Using Bayes’ Rule in Real Life

Simplified Bayes’ Rule

\[P(A|B) \propto P(B|A) \cdot P(A)\]

import numpy as np
import pandas as pd

Let’s say that I want to know if I have COVID. The tests do not actually tell us if we COVID or not. These tests have sensitivities and specificities which are conditional probabilities. Because we use these to update our beliefs, we call them likelihoods. The most accepted COVID tests have a specificity >97% and a sensitivity >80%. (I’ll put a link here.)

We are going to go through a real-life example involving an individual named Alex and COVID tests. The events where Alex is or is not infected by COVID-19 will be denoted as \(COVID+\) and \(COVID-\), respectively. The events where Alex tests positive or negative for COVID will be denoted as \(TEST+\) and \(TEST-\), respectively. Specificity and sensitivity represent the true negative rate and true positive rate, respectively. This means specificity = \(P(TEST-|COVID-)\) and sensitivity = \(P(TEST+|COVID+)\). In other words, specificity is the chance of receiving a negative result if the true state of nature is negative, and sensitivity is the chance of receiving a positive result if the true state of nature is positive.

What is our prior belief?

Let’s say that Alex was exposed to COVID yesterday and their friend started displaying symptoms today. Upon hearing this from their friend, Alex will automatically begin forming a prior belief about how likely it was they contracted COVID from their friend. This will depend on their proximity to each other the day before, the length of exposure, immunizations, and trust in their immune system and information about COVID-19. For simplicity, let’s say that after considering these factors, Alex believes he has about 50/50 chance of having contracted COVID and decides that is enough to get tested.

prior = .5 # Prior belief of having contracted COVID-19

What is our likelihood?

Alex gets a PCR test done which will have the specificity and sensitivity defined before. These will become part of Bayes’ formula as soon as Alex receives a test result. Let us investigate the more likely case, where Alex’s test result is negative.

sens = .8
spec = .97

Using the sensitivity and specifity, we can build a table that represents the joint probability mass function of these two events. Because both random variables are discrete, we will have a 2x2 table. We will put the true states of nature in the columns and the test results in the rows. We can find the probability of each combination of events happening like so:

\[P(\text{TEST- & COVID-}) = P(COVID-) \cdot P(TEST-|COVID-)\]

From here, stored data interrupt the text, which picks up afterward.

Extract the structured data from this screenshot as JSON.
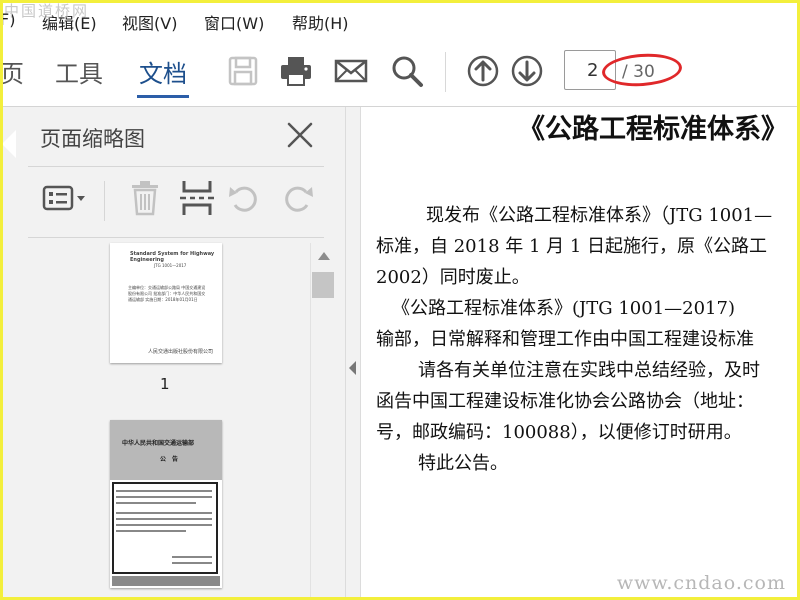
{
  "watermark": {
    "top": "中国道桥网",
    "bottom": "www.cndao.com"
  },
  "menu": [
    {
      "label": "F)"
    },
    {
      "label": "编辑(E)"
    },
    {
      "label": "视图(V)"
    },
    {
      "label": "窗口(W)"
    },
    {
      "label": "帮助(H)"
    }
  ],
  "toolbar": {
    "tabs": [
      {
        "label": "页"
      },
      {
        "label": "工具"
      },
      {
        "label": "文档"
      }
    ],
    "current_page": "2",
    "total_pages": "/ 30",
    "accent": "#2c5ea8",
    "annotation_color": "#e0282a"
  },
  "panel": {
    "title": "页面缩略图",
    "thumbnails": [
      {
        "label": "1",
        "lines": [
          "Standard System for Highway Engineering",
          "JTG 1001—2017",
          "主编单位：交通运输部公路局 中国交通建设股份有限公司 批准部门：中华人民共和国交通运输部 实施日期：2018年01月01日",
          "人民交通出版社股份有限公司"
        ]
      },
      {
        "label": "",
        "lines": [
          "中华人民共和国交通运输部",
          "公　告"
        ]
      }
    ]
  },
  "document": {
    "title": "《公路工程标准体系》",
    "paragraphs": [
      "现发布《公路工程标准体系》（JTG 1001—",
      "标准，自 2018 年 1 月 1 日起施行，原《公路工",
      "2002）同时废止。",
      "《公路工程标准体系》(JTG 1001—2017)",
      "输部，日常解释和管理工作由中国工程建设标准",
      "请各有关单位注意在实践中总结经验，及时",
      "函告中国工程建设标准化协会公路协会（地址：",
      "号，邮政编码：100088），以便修订时研用。",
      "特此公告。"
    ]
  }
}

\[P(\text{TEST+ & COVID-}) = P(COVID-) \cdot P(TEST+|COVID-)\]

\[P(\text{TEST- & COVID+}) = P(COVID+) \cdot P(TEST-|COVID+)\]

\[P(\text{TEST+ & COVID+}) = P(COVID+) \cdot P(TEST+|COVID+)\]

Percent chance of true negatives and true positives are located in the top-left and bottom-right positions, respectively.

table = np.zeros((2,2))

table[0,0] = (1-prior) * spec
table[1,0] = (1-prior) * (1 - spec)
table[0,1] = prior * (1-sens)
table[1,1] = prior * sens

df = pd.DataFrame(table, index=['TEST-', 'TEST+'], columns=['COVID-', 'COVID+'])
df

	COVID-	COVID+
TEST-	0.485	0.1
TEST+	0.015	0.4

What is the posterior?

Now that we can see the probability of each combination of events and we know that Alex’s test came back negative, we only need to consider the probabilities in the first row. Then the probabilities .485 and .1 become .83 and .17 so that they sum to 1. And after receiving this one test, Alex can conclude that they have only a .17, or 17 percent, chance of having contracted COVID-19.

print(.485  / (.485 + .1))
print(.1  / (.485 + .1))

0.8290598290598291
0.17094017094017097

posterior = table[0,1] / table[0,:].sum()

posterior

0.17094017094017092

What to do with Bayes’ Rule?

Using this example, any individual might be able to decide whether it is safe to visit relatives or whether they should social distance or even quarantine. However, for a business owner with employees, it would enable them to decide whether it is too risky to allow a sick employee come in to work. In addition, the business owner should keep in mind the effectiveness of a test, namely the specificity and sensitivity and also consider selecting tests that favor one over the other. In this example, for instance, the tests have a higher specificity so that Alex’s chances of receiving a false positive on the test are close to 0 (0.015), but some employers might prefer more sensitive tests (and less specific) so that false positives are more common. The costs of false positives versus false negatives (and even probabilities of each event) will depend on the individual’s utility function and sometimes decision makers have control over which attributes they get to see in a test or experiment. We will discuss this in the next section.